Poee bread being made.

* The next time you head to Candolim’s popular eatery Avozin, sample their sammar curry. It’s usually had during monsoon, when the fisherfolk cannot take their boats out into the sea. Made with dried prawns, for many it is an acquired taste. Instead of adding the dried prawns to the curry, they are first crushed and then mixed in, so as to reinforce the taste. “It’s a bit of an experiment for most palates, but worth a try,” says Bhanage.

* Skip the dime-a-dozen hip spots for Anand, a hole-in-the-wall bar in Siolem. Its patrons are mostly locals, drivers of tourist vehicles who come for a meal, snack or drink after dropping their guests at fancier bars nearby. What everyone digs here is the rawa fish fry, perhaps the best you will get in Goa. They marinate the fish in tamarind and red chillies, which makes it sweet, sour and spicy, before dredging it in a mix of rice flour and semolina.
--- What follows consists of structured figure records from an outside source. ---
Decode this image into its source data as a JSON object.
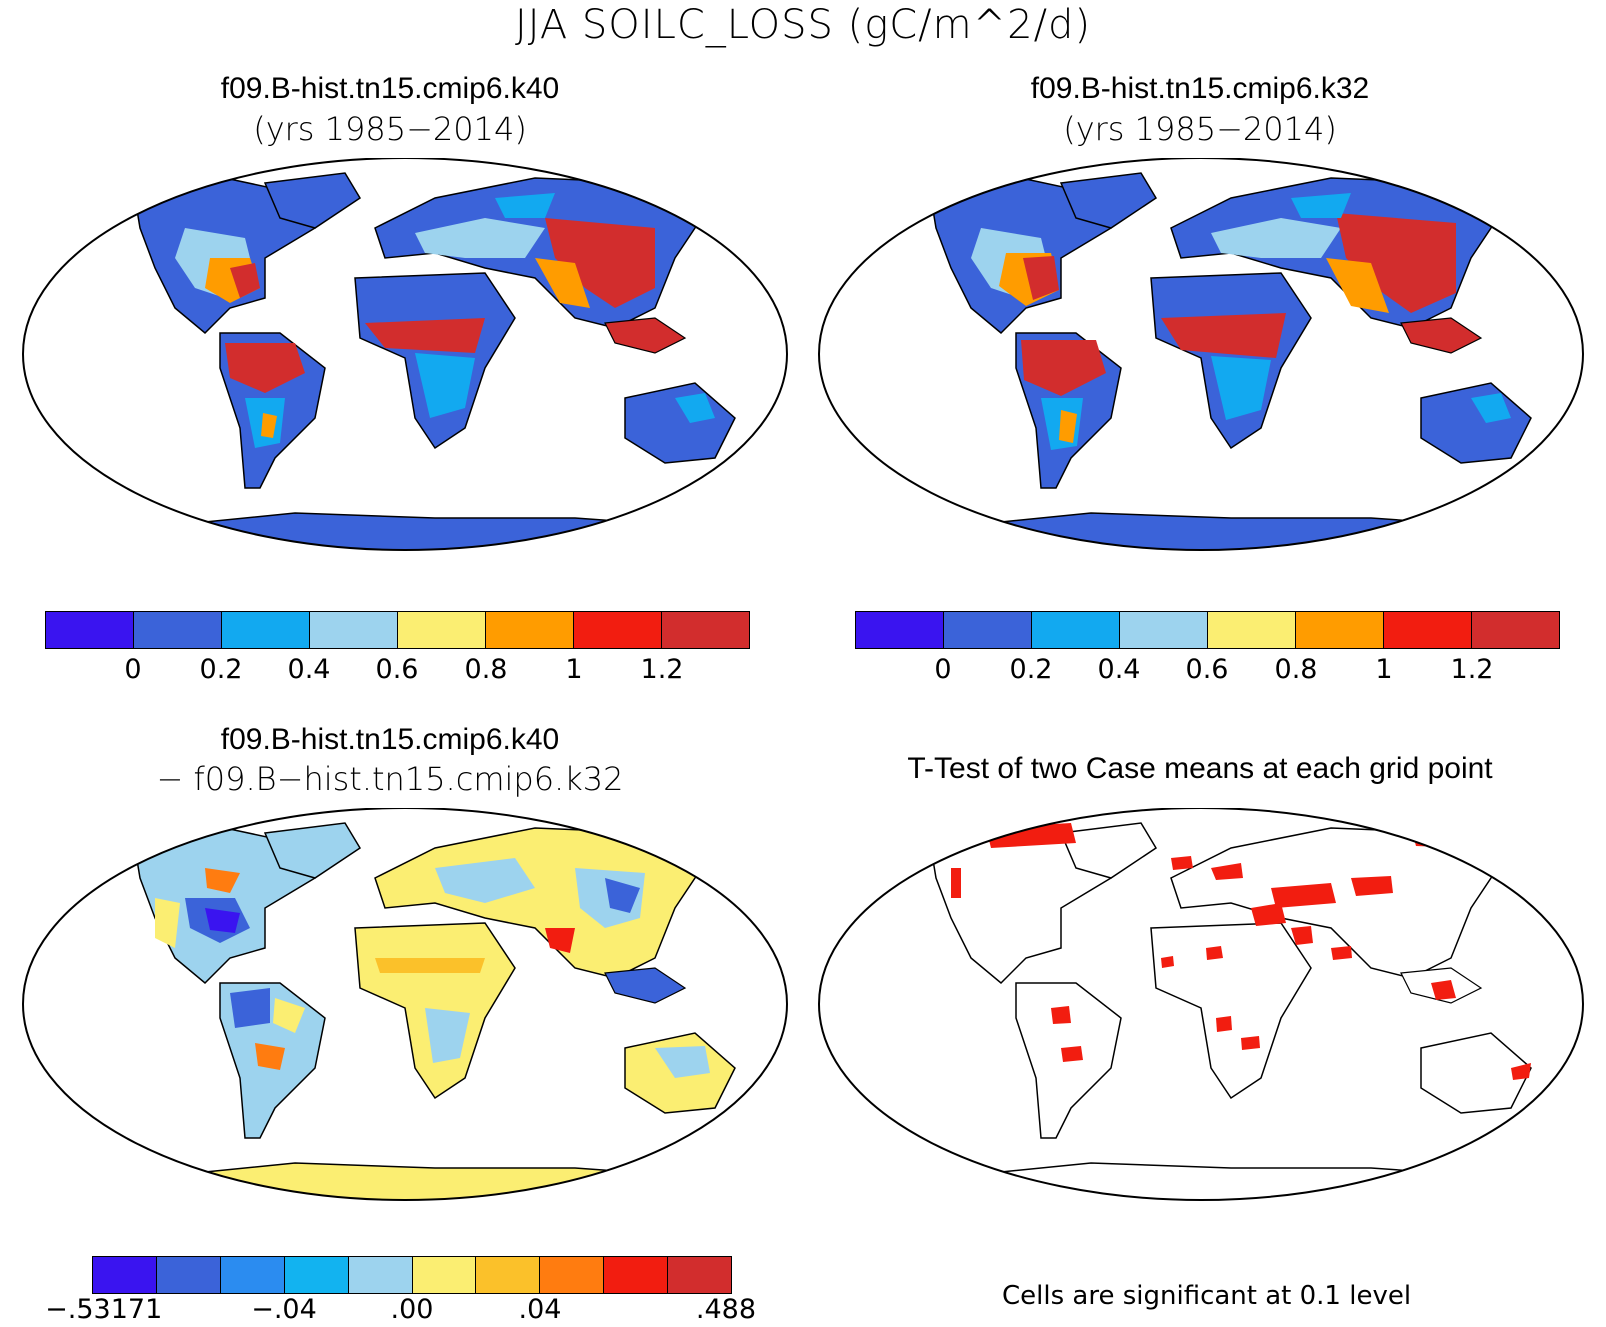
{
  "figure": {
    "title": "JJA SOILC_LOSS (gC/m^2/d)"
  },
  "panels": {
    "top_left": {
      "case": "f09.B-hist.tn15.cmip6.k40",
      "years": "(yrs 1985−2014)"
    },
    "top_right": {
      "case": "f09.B-hist.tn15.cmip6.k32",
      "years": "(yrs 1985−2014)"
    },
    "bottom_left": {
      "case_a": "f09.B-hist.tn15.cmip6.k40",
      "case_b": "− f09.B−hist.tn15.cmip6.k32"
    },
    "bottom_right": {
      "title": "T-Test of two Case means at each grid point",
      "footnote": "Cells are significant at 0.1 level"
    }
  },
  "colorbars": {
    "abs": {
      "colors": [
        "#3a14f0",
        "#3b63d9",
        "#12a9f0",
        "#9dd3ee",
        "#fbee72",
        "#ff9c00",
        "#f21d10",
        "#d22d2d"
      ],
      "labels": [
        "0",
        "0.2",
        "0.4",
        "0.6",
        "0.8",
        "1",
        "1.2"
      ]
    },
    "diff": {
      "colors": [
        "#3a14f0",
        "#3b63d9",
        "#2b8cf0",
        "#12b3f0",
        "#9dd3ee",
        "#fbee72",
        "#fbc12a",
        "#ff7c10",
        "#f21d10",
        "#d22d2d"
      ],
      "labels": [
        "−.53171",
        "−.04",
        ".00",
        ".04",
        ".488"
      ]
    }
  },
  "colors": {
    "map_frame": "#000000",
    "land_background": "#3b63d9",
    "diff_background": "#fbee72",
    "significant": "#f21d10"
  }
}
The fish is then pan fried till it’s golden and crisp, a perfect snack to go with some chilled beer.

* Nostalgia, one of the most popular restaurants in Margao, serves dishes that you don’t find in many restaurants. There’s caldinho and rolados, vindalhos and cafreal, recheiados and balchao, apart from the usual curries. When its much-loved chef Fernando da Costa died in 2007, his wife Margarida, who had until then kept away from the matters of the kitchen, took over. Bhanage suggests going there for the Rissois de camarao — crumb-fried half moons of dough stuffed with seafood.

Finally, on your way out after a super Goa trip? If you are taking the bus from Mapusa, make a pit-stop at the tiny stall at the depot selling ras omelette. For the uninitiated, the dish is omelette served with meat gravy, which makes it a lot more filling and flavourful. “It’s probably the char from cooking the omelette on high flame that makes the ras omelette at this stall different,” says Bhanage. He recommends it to be had along with the banana milk shake at the next stall, which is made with a dash of Horlicks — the perfect end to a Goan holiday.